La première est annoncé à Noël 1946, prévue pour la période de carême 1947. Elle porte sur les malades (photo). « Plus d'un million de français - dont 400 000 tuberculeux - souffrent des conséquences de cinq années de privations, de captivité, de déportation », justifie l'association.

Elle sera suivie en 1948 de la Campagne des berceaux, le berceau symbolisant plus largement l'enfance.

« Les naissances sont nombreuses à cette époque qualifiée plus tard de "baby-boom" : 200 000 naissances de plus par an qu'avant-guerre, écrit Luc Dubrulle dans son ouvrage.
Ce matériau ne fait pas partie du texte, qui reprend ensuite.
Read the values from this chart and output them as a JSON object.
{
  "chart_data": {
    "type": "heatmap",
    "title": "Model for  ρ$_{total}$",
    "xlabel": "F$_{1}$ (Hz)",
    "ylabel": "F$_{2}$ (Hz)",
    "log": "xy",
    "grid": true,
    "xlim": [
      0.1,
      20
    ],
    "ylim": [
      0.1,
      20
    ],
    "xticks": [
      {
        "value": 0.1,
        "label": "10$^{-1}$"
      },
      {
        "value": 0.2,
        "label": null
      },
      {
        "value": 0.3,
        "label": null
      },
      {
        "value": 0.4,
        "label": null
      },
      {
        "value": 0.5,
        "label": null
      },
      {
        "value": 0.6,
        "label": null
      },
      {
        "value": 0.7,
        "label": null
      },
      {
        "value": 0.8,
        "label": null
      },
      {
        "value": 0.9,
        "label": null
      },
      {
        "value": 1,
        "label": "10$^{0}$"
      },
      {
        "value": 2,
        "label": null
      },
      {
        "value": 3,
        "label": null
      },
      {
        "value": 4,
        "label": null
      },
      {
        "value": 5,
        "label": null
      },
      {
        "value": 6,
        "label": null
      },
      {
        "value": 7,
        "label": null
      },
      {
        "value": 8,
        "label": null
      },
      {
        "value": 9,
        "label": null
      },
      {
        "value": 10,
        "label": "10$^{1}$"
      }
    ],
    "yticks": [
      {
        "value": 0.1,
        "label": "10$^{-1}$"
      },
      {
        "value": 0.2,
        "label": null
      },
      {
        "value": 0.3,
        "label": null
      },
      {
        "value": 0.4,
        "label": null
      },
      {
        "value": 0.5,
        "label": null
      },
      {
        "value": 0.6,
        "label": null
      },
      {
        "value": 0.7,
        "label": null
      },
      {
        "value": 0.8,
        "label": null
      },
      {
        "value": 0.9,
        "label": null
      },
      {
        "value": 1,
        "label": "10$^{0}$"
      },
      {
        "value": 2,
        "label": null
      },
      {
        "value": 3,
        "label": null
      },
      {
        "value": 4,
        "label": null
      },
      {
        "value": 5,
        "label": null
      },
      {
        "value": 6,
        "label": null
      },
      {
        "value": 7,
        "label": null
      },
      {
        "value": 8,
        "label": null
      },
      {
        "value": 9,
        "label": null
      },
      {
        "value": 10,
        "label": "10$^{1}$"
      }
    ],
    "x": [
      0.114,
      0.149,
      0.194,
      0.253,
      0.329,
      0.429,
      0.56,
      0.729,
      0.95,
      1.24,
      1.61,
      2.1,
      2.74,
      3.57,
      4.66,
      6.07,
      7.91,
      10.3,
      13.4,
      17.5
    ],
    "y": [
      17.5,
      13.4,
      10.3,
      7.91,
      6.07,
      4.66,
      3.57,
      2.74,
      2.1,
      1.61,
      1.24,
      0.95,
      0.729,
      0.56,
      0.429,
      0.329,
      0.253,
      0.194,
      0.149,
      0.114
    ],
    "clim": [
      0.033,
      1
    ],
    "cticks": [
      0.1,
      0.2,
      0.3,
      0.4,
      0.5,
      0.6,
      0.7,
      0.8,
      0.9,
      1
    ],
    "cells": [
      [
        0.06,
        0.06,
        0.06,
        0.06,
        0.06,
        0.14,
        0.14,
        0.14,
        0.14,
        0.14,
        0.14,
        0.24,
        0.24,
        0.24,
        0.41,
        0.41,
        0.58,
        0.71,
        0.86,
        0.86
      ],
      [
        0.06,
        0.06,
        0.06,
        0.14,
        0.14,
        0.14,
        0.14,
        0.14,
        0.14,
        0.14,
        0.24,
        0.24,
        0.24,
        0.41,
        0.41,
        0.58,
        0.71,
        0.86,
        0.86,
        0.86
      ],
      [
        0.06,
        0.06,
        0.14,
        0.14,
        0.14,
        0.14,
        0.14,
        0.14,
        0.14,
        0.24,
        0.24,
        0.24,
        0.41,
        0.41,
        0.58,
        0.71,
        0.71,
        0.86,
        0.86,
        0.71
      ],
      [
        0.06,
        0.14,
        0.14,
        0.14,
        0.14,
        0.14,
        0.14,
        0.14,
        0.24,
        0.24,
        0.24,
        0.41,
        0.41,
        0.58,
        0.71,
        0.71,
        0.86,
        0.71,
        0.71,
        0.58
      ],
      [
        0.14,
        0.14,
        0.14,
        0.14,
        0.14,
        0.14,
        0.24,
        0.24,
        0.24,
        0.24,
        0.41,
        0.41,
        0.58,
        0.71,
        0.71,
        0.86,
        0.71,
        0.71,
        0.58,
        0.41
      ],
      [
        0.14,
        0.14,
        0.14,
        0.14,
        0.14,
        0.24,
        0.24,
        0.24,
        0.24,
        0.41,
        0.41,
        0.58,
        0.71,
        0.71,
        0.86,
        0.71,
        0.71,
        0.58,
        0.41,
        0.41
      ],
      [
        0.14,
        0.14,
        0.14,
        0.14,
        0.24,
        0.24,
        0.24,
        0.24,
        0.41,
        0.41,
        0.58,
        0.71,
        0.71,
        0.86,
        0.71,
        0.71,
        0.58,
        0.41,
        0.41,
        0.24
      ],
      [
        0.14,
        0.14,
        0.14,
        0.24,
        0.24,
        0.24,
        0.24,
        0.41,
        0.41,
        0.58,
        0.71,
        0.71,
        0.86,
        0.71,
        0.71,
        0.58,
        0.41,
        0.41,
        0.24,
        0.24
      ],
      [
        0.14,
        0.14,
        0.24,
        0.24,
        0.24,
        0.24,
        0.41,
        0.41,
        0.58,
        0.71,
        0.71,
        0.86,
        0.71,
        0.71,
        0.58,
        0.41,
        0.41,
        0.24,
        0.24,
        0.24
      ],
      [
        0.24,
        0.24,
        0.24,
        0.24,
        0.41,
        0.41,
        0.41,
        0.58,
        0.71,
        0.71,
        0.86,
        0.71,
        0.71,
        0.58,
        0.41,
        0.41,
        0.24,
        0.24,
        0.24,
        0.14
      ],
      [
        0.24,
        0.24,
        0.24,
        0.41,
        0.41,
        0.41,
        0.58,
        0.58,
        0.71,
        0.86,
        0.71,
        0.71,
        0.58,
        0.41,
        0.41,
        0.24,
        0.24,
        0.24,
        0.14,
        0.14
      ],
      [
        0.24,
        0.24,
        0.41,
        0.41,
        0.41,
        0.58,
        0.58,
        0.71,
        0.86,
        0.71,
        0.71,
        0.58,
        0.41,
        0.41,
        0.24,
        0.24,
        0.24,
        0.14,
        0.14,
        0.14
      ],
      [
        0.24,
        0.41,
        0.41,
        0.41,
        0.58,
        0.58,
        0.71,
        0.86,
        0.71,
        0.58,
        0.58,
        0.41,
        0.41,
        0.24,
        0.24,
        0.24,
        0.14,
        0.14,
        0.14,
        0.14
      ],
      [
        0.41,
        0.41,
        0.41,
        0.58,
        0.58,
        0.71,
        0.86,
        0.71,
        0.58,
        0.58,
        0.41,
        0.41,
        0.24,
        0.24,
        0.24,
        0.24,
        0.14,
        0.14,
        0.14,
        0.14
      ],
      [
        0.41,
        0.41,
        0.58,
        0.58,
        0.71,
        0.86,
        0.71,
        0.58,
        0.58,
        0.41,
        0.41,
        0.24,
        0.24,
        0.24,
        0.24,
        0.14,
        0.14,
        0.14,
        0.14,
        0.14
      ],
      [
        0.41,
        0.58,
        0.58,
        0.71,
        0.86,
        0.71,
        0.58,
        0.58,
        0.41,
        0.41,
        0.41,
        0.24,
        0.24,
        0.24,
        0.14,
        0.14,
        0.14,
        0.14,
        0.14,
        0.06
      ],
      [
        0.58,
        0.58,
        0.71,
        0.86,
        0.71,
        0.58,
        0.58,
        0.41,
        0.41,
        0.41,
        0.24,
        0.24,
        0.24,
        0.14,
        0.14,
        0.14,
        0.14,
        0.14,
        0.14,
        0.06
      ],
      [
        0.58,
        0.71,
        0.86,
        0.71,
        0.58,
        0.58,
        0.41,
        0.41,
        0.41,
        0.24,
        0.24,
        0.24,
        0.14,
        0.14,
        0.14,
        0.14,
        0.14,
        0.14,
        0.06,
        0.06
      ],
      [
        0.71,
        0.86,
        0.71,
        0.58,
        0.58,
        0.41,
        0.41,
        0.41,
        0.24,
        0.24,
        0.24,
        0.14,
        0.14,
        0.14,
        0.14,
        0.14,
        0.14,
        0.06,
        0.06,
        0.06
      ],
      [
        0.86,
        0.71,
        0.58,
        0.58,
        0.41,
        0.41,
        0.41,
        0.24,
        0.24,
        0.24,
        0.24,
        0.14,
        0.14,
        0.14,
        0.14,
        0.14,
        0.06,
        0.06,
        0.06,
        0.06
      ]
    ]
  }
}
La mortalité infantile est de 67 pour mille, dont 42 à cause du froid et de la mauvaise nourriture (...) Un communiqué du Fonds international de secours à l'enfance annonce que, durant l'hiver 1947-1948, en Europe, six enfants sur sept auront faim. »

Précurseur

Dans l'immense chantier de l'immédiat après-guerre, les organisations caritatives pallient l'impossibilité pour l'État de faire face à l'ensemble des problèmes existants. Si elle existe de fait, cette complémentarité n'est pas pensée comme telle.

« Il va y avoir des premiers ponts jetés avec le monde politique à l'occasion de la Campagne des vieillards de 1949, mais l'idée d'une articulation volontaire avec l'action de l'État viendra plus tard », explique Luc Dubrulle.

« Et puis, poursuit l'historien. Parler de complémentarité signifierait que les associations venaient compléter l'oeuvre de l'État, alors que le Secours Catholique se concevait à l'époque comme un précurseur de ce que l'État pourrait faire, mettant en place des prototypes. »

« Une oeuvre charitable peut prendre des initiatives qu'un gouvernement ne prend pas, expliquera Jean Rodhain, en 1971, lors d'une interview réalisée par une équipe du Jour du Seigneur. C'est plus léger, c'est plus spontané, c'est plus adapté... quitte à disparaître au bout de vingt ans, et que l'État reprenne ensuite ces organisations-là. C'est un rôle d'invention, un rôle d'imagination. L'État n'a jamais d'imagination, les structures sont toujours lourdes. Il faut des petites flammes, des petites flammèches qui courent devant. C'est le rôle de la charité. »

(1) Source : « Relever la France dans les après-guerres : reconstruction ou réaménagement ? », de Bernard Vayssière, Guerres mondiales et conflits contemporains, 2009.
(2) Source : Combattre la pauvreté, d'Axelle Brodiez-Dolino, CNRS Éditions, 2013.